I still do not fully understand why vehicles in Europe can obtain 50mpg whilst the average US vehicle struggles to get 20mpg. Why does the auto industry consistently fight any moves to increase the fuel efficiency of vehicles in the US? Why is the US at the bottom of the list when it comes to fuel efficiency? Why have most other countries mandated increases in fuel efficiency whilst the US tries to remain level?
Car companies build and sell the cars that people want to buy. European governments, to my knowledge, have NOT mandated fuel efficiency levels, but rather have enacted policies which cause the cost of fuel to be very high. High fuel costs drive the consumers to smaller, fuel-efficient cars. In the US, with relatively low fuel costs, consumers flock to big, high-performance vehicles.
One of the easiest ways to increase fuel economy is simply to SLOW down. When I drive across the state to pick up my son at college, I drive about 65mph, and often will not pass a single vehicle, but am passed by countless vehicles at high rates of speed.

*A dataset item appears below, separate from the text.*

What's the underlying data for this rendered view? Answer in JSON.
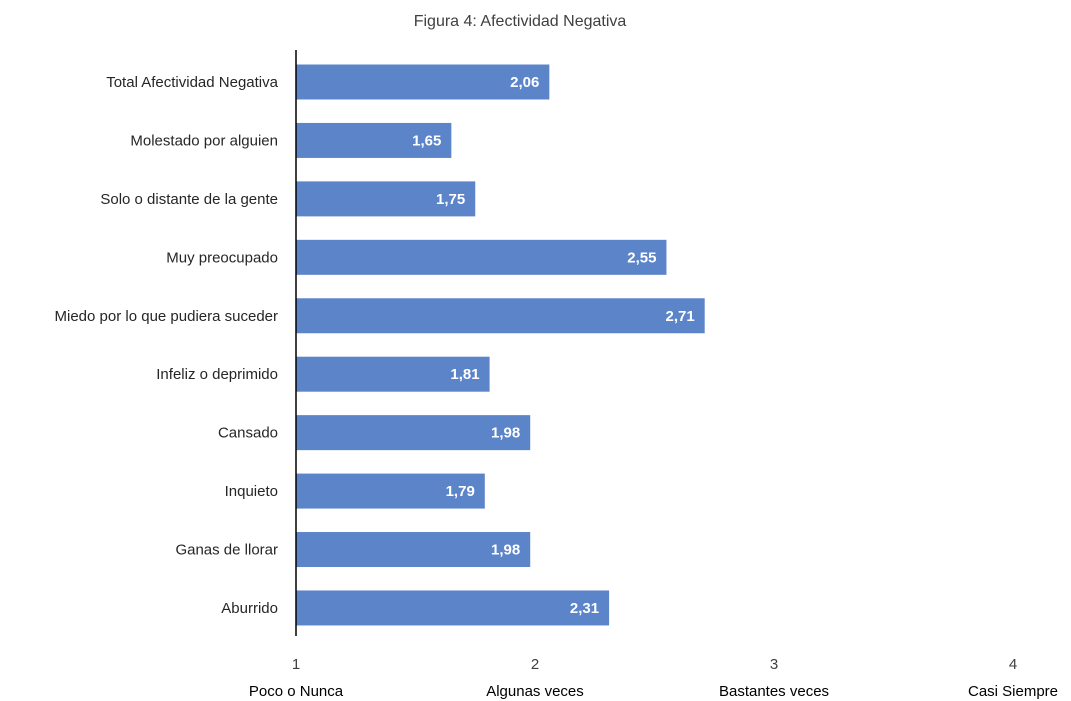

As was noted in previous posts, despite high gas prices, Americans are driving more, and demand for fuel is UP. Ask any car dealer, who has on his lot two identical cars, one with a 4-cylinder engine, one with a 6-cylinder engine, which will sell fastest? Horsepower is what consumers want, far more then fuel efficiency.
The government mandates for higher fuel efficiency is simply the government taking the easy way out; pushing the problem on someone else, a "big bad corporation". The government could lower the speed limit to 55mph, or raise gas taxes to European-levels, but that would be very unpopular politically.
Trying to reduce US oil dependency by forcing automakers to produce fuel efficient cars is like trying to reduce American obesity by forcing clothing manufactures to make only small sizes.